Condon also revels (as much as he can) in the sex and violence of it all. The aforementioned nightmare, Edward’s own flashback of his stalking days (which, unsurprisingly, is lamely tamed by the fact he only killed murderers) and, of course, the birth are bloody and pulpy. And there’s truly great, disgusting work done to make Bella look quite sickly. Stewart already seems to be a solid 90 pounds, and the camera unabashedly focuses on her decomposing features as the baby inside sucks the life out of her. She often looks like a BREAKING BAD-esque meth addict, jaundiced and disconcertingly angular and bony. It’s appropriate if you choose to look at her first brushes with sex as an addiction and her pregnancy completely ruining her now-rabid sexual appetite (and it is rabid; there’s a whole montage revolving around the fact that Edward doesn’t want to get down, and Bella does).

Alas, Condon can play all he wants, but he can’t outrun the sheer shittiness of the TWILIGHT series itself. The characters are still nonentities who refuse to provoke any sort of emotion. It isn’t a problem that Bella loves Edward unconditionally and wants to marry him at 18; it is a problem that that’s the only thing that defines her. Our leads are an endless loop of “I love you”s with no clear signs as to why or how, just bland notions of being romantic. Then there’s the wolf problem.

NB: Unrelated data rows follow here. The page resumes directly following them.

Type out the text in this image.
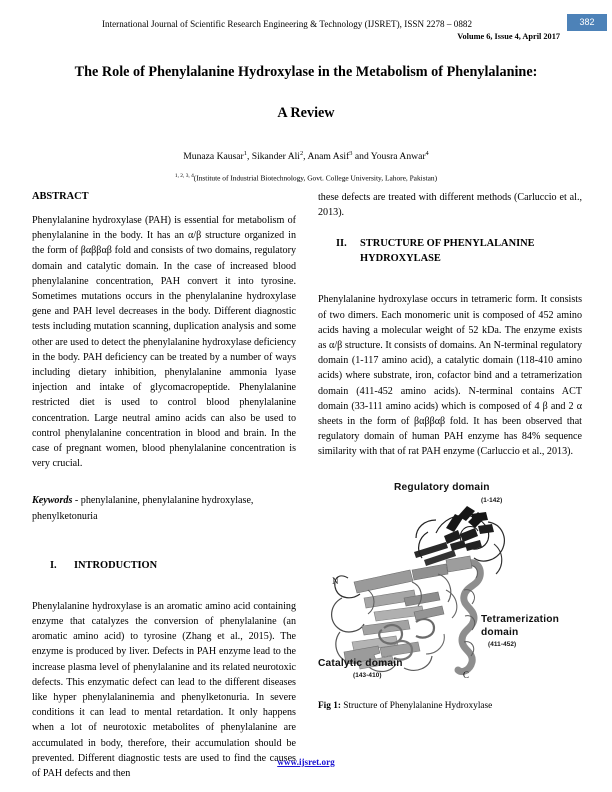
International Journal of Scientific Research Engineering & Technology (IJSRET), ISSN 2278 – 0882
Volume 6, Issue 4, April 2017
382
The Role of Phenylalanine Hydroxylase in the Metabolism of Phenylalanine:
A Review
Munaza Kausar$^1$, Sikander Ali$^2$, Anam Asif$^3$ and Yousra Anwar$^4$
$^{1, 2, 3, 4}$(Institute of Industrial Biotechnology, Govt. College University, Lahore, Pakistan)
ABSTRACT

Phenylalanine hydroxylase (PAH) is essential for metabolism of phenylalanine in the body. It has an α/β structure organized in the form of βαββαβ fold and consists of two domains, regulatory domain and catalytic domain. In the case of increased blood phenylalanine concentration, PAH convert it into tyrosine. Sometimes mutations occurs in the phenylalanine hydroxylase gene and PAH level decreases in the body. Different diagnostic tests including mutation scanning, duplication analysis and some other are used to detect the phenylalanine hydroxylase deficiency in the body. PAH deficiency can be treated by a number of ways including dietary inhibition, phenylalanine ammonia lyase injection and intake of glycomacropeptide. Phenylalanine restricted diet is used to control blood phenylalanine concentration. Large neutral amino acids can also be used to control phenylalanine concentration in blood and brain. In the case of pregnant women, blood phenylalanine concentration is very crucial.

Keywords - phenylalanine, phenylalanine hydroxylase, phenylketonuria
I.	INTRODUCTION

Phenylalanine hydroxylase is an aromatic amino acid containing enzyme that catalyzes the conversion of phenylalanine (an aromatic amino acid) to tyrosine (Zhang et al., 2015). The enzyme is produced by liver. Defects in PAH enzyme lead to the increase plasma level of phenylalanine and its related neurotoxic defects. This enzymatic defect can lead to the different diseases like hyper phenylalaninemia and phenylketonuria. In severe conditions it can lead to mental retardation. It only happens when a lot of neurotoxic metabolites of phenylalanine are accumulated in body, therefore, their accumulation should be prevented. Different diagnostic tests are used to find the causes of PAH defects and then

these defects are treated with different methods (Carluccio et al., 2013).

II.	STRUCTURE OF PHENYLALANINE HYDROXYLASE

Phenylalanine hydroxylase occurs in tetrameric form. It consists of two dimers. Each monomeric unit is composed of 452 amino acids having a molecular weight of 52 kDa. The enzyme exists as α/β structure. It consists of domains. An N-terminal regulatory domain (1-117 amino acid), a catalytic domain (118-410 amino acids) where substrate, iron, cofactor bind and a tetramerization domain (411-452 amino acids). N-terminal contains ACT domain (33-111 amino acids) which is composed of 4 β and 2 α sheets in the form of βαββαβ fold. It has been observed that regulatory domain of human PAH enzyme has 84% sequence similarity with that of rat PAH enzyme (Carluccio et al., 2013).

N
C
Regulatory domain
(1-142)
Catalytic domain
(143-410)
Tetramerization
domain
(411-452)
Fig 1: Structure of Phenylalanine Hydroxylase
www.ijsret.org
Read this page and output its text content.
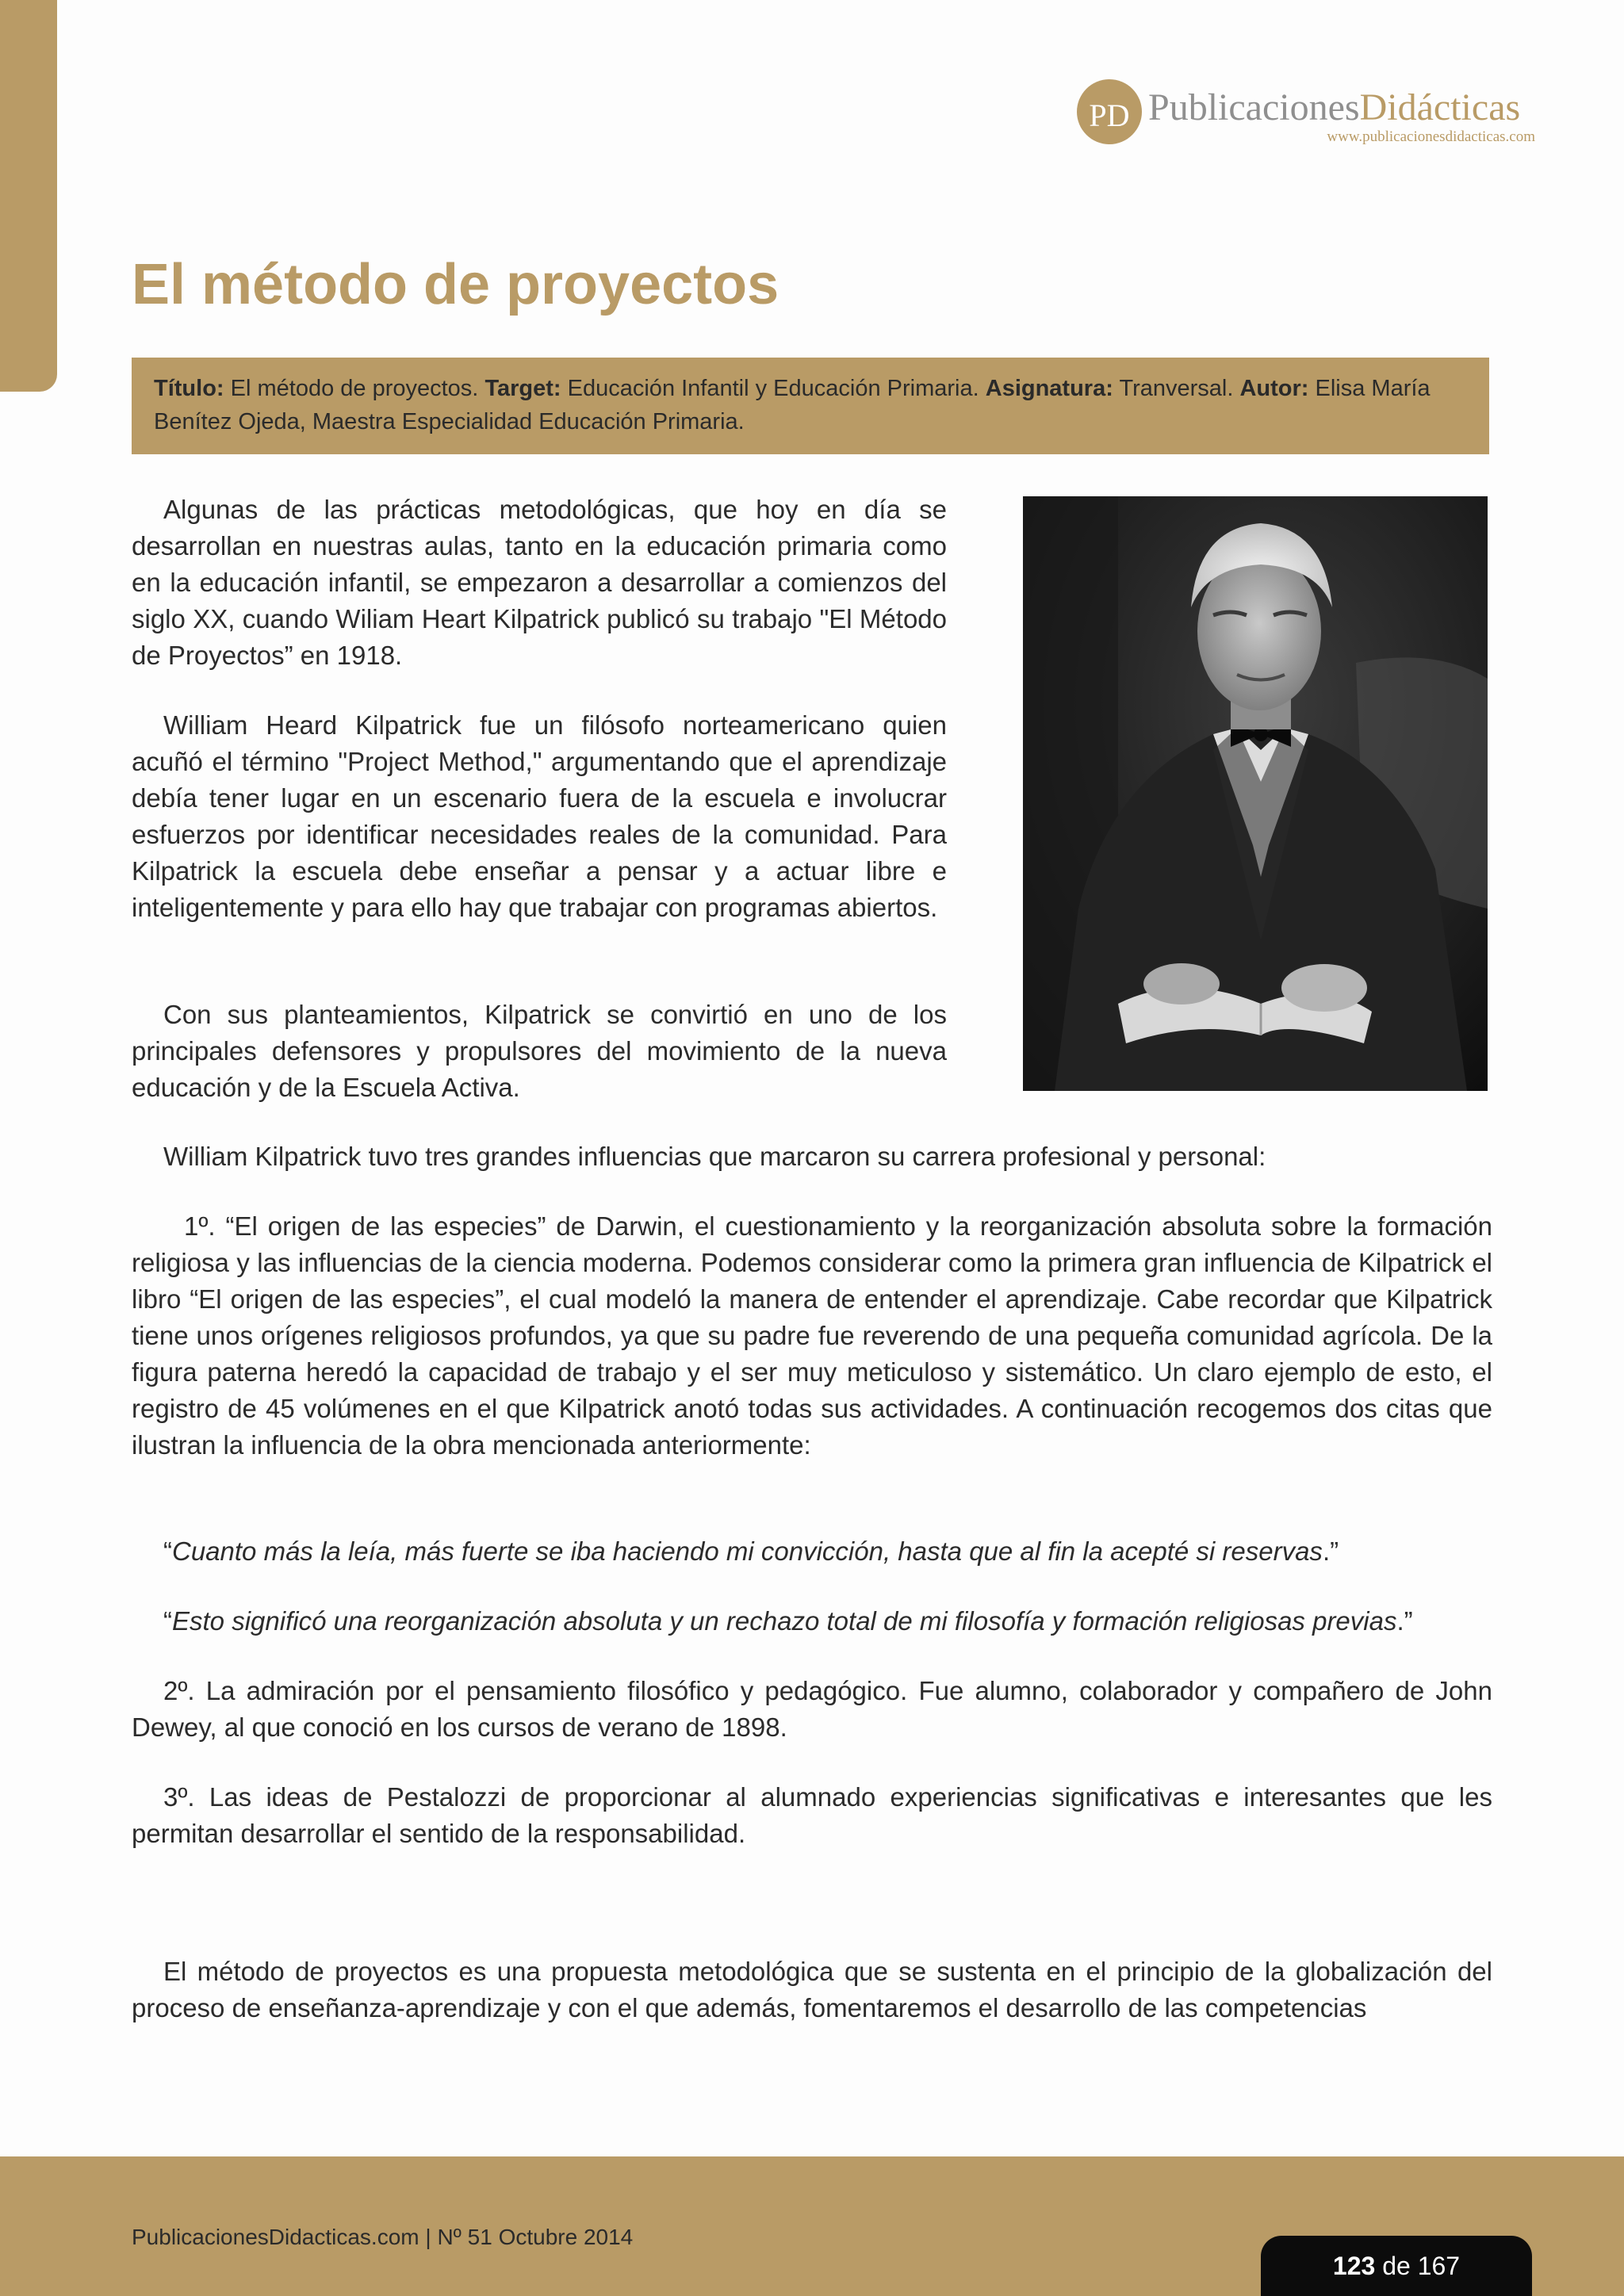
PD PublicacionesDidácticas
www.publicacionesdidacticas.com
El método de proyectos
Título: El método de proyectos. Target: Educación Infantil y Educación Primaria. Asignatura: Tranversal. Autor: Elisa María Benítez Ojeda, Maestra Especialidad Educación Primaria.

Algunas de las prácticas metodológicas, que hoy en día se desarrollan en nuestras aulas, tanto en la educación primaria como en la educación infantil, se empezaron a desarrollar a comienzos del siglo XX, cuando Wiliam Heart Kilpatrick publicó su trabajo "El Método de Proyectos” en 1918.

William Heard Kilpatrick fue un filósofo norteamericano quien acuñó el término "Project Method," argumentando que el aprendizaje debía tener lugar en un escenario fuera de la escuela e involucrar esfuerzos por identificar necesidades reales de la comunidad. Para Kilpatrick la escuela debe enseñar a pensar y a actuar libre e inteligentemente y para ello hay que trabajar con programas abiertos.

Con sus planteamientos, Kilpatrick se convirtió en uno de los principales defensores y propulsores del movimiento de la nueva educación y de la Escuela Activa.

William Kilpatrick tuvo tres grandes influencias que marcaron su carrera profesional y personal:

1º. “El origen de las especies” de Darwin, el cuestionamiento y la reorganización absoluta sobre la formación religiosa y las influencias de la ciencia moderna. Podemos considerar como la primera gran influencia de Kilpatrick el libro “El origen de las especies”, el cual modeló la manera de entender el aprendizaje. Cabe recordar que Kilpatrick tiene unos orígenes religiosos profundos, ya que su padre fue reverendo de una pequeña comunidad agrícola. De la figura paterna heredó la capacidad de trabajo y el ser muy meticuloso y sistemático. Un claro ejemplo de esto, el registro de 45 volúmenes en el que Kilpatrick anotó todas sus actividades. A continuación recogemos dos citas que ilustran la influencia de la obra mencionada anteriormente:

“Cuanto más la leía, más fuerte se iba haciendo mi convicción, hasta que al fin la acepté si reservas.”

“Esto significó una reorganización absoluta y un rechazo total de mi filosofía y formación religiosas previas.”

2º. La admiración por el pensamiento filosófico y pedagógico. Fue alumno, colaborador y compañero de John Dewey, al que conoció en los cursos de verano de 1898.

3º. Las ideas de Pestalozzi de proporcionar al alumnado experiencias significativas e interesantes que les permitan desarrollar el sentido de la responsabilidad.

El método de proyectos es una propuesta metodológica que se sustenta en el principio de la globalización del proceso de enseñanza-aprendizaje y con el que además, fomentaremos el desarrollo de las competencias

PublicacionesDidacticas.com | Nº 51 Octubre 2014
123 de 167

After a dumb, light first half, the film begins to seriously slog due to empty threats and non-conflict from Jacob and his wolf pack. Aside from a hilariously heinous scene in which the pack have an aggressive meeting in furry form that descends into crudely formed CG beasts literally yelling at each other, there is absolutely no reason or point for them to factor in here (well, aside from Jacob falling in love with a baby—the other and equally hilariously heinous scene). In fact, Jacob may be contemporary cinema’s most stunningly useless character, especially as enacted by the non-presence that is Taylor Lautner. The “actor” stands on the sidelines for much of the film, attempting to yell with a weightless voice and feign anger with squinting eyes. In one scene he threatens, “I will kill you,” only minutes later to utter, “I’m going to let you live.” He and his “pack” seem to consistently change their own rules and guidelines in attempts to insert themselves in a story that isn’t, and will never be, theirs.

Like the rest of its series, BREAKING DAWN, PART 1 is a farce. This fourth entry is undoubtedly elevated by its own inept, utterly ridiculous and absurd nature (does Stephenie Meyer even know what she’s created or unleashed, or even written?), and it is quite interesting to watch some of its fan base fold in on itself and even accept these aspects. BREAKING DAWN, and TWILIGHT as a whole, is even fascinating, both in its widespread popularity, conflicting ideologies, idiocy and just emptiness. But no, it’s still not good.